Usage: Specified by a prefix of protocol, host, port, nodename and path, followed by some key-value pair in the usual http::get parameter format.
Example: http://localhost:8800/$nodename/metrics/writer/?key=Site_Flow_10.200.2.0/24_10.200.4.0/16_Capacity_Max&value=5600
GUI Conventions
Several metrics servlets uses gui conventions to show three attributes of each metric. In addition, some are mouse sensitive: all the metric’s attributes are displayed on the browser’s documentation line.
The value of the metric is displayed as the base text.
The credibility of the metric is displayed as the color of the text: light gray to indicate that the metric value was only determined as a compile-time default; gray to indicate that the metric value was obtained from a configuration file; black to indicate that the metric value was obtained from a run-time measurement.
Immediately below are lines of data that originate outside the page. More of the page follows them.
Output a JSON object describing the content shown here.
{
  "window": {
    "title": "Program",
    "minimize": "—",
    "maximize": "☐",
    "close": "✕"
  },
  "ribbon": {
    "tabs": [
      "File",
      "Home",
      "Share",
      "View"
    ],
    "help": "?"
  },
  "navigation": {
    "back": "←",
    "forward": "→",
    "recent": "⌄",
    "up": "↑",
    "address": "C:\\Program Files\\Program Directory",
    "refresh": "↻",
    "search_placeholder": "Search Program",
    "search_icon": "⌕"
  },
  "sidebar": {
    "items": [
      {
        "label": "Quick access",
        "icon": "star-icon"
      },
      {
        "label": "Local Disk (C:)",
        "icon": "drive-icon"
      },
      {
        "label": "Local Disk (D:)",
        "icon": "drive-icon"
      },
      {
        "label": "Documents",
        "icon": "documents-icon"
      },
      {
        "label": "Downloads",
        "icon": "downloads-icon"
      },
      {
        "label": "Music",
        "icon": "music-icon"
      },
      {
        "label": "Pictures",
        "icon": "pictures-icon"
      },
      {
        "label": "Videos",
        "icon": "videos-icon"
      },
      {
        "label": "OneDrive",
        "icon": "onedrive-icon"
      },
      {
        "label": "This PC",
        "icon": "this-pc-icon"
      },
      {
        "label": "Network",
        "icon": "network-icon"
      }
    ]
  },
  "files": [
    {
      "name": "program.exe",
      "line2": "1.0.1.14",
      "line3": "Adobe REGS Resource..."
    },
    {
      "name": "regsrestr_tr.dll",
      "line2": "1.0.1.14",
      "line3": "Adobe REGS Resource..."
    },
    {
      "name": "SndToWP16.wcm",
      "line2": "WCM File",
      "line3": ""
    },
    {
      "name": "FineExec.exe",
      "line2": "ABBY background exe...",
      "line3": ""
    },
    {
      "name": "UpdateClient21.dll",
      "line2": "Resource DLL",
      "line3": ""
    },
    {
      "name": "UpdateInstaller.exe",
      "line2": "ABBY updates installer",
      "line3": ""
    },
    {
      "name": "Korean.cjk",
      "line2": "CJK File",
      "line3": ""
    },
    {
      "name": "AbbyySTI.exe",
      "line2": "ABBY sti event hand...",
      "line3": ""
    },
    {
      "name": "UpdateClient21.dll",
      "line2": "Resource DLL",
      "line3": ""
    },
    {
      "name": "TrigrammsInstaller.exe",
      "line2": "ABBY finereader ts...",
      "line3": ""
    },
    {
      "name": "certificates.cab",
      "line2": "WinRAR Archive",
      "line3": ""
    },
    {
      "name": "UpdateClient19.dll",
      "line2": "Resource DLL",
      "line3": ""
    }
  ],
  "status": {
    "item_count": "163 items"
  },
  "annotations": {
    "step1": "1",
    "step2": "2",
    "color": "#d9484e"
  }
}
A metric’s credibility metric is an approximate measure of how much to believe that the value is true. Credibility takes into account several factors, including when, how, by whom a measurement was made.
When the value of a metric crosses a threshold, its value may be interesting enough to warrant attention. This is shown by the color of the background. A green background indicates that the value is in the normal range. A yellow background indicates that the values is in a typical ground state, i.e nothing is happening. A red background indicates that the value has crossed a metric-specific threshold and may be interesting.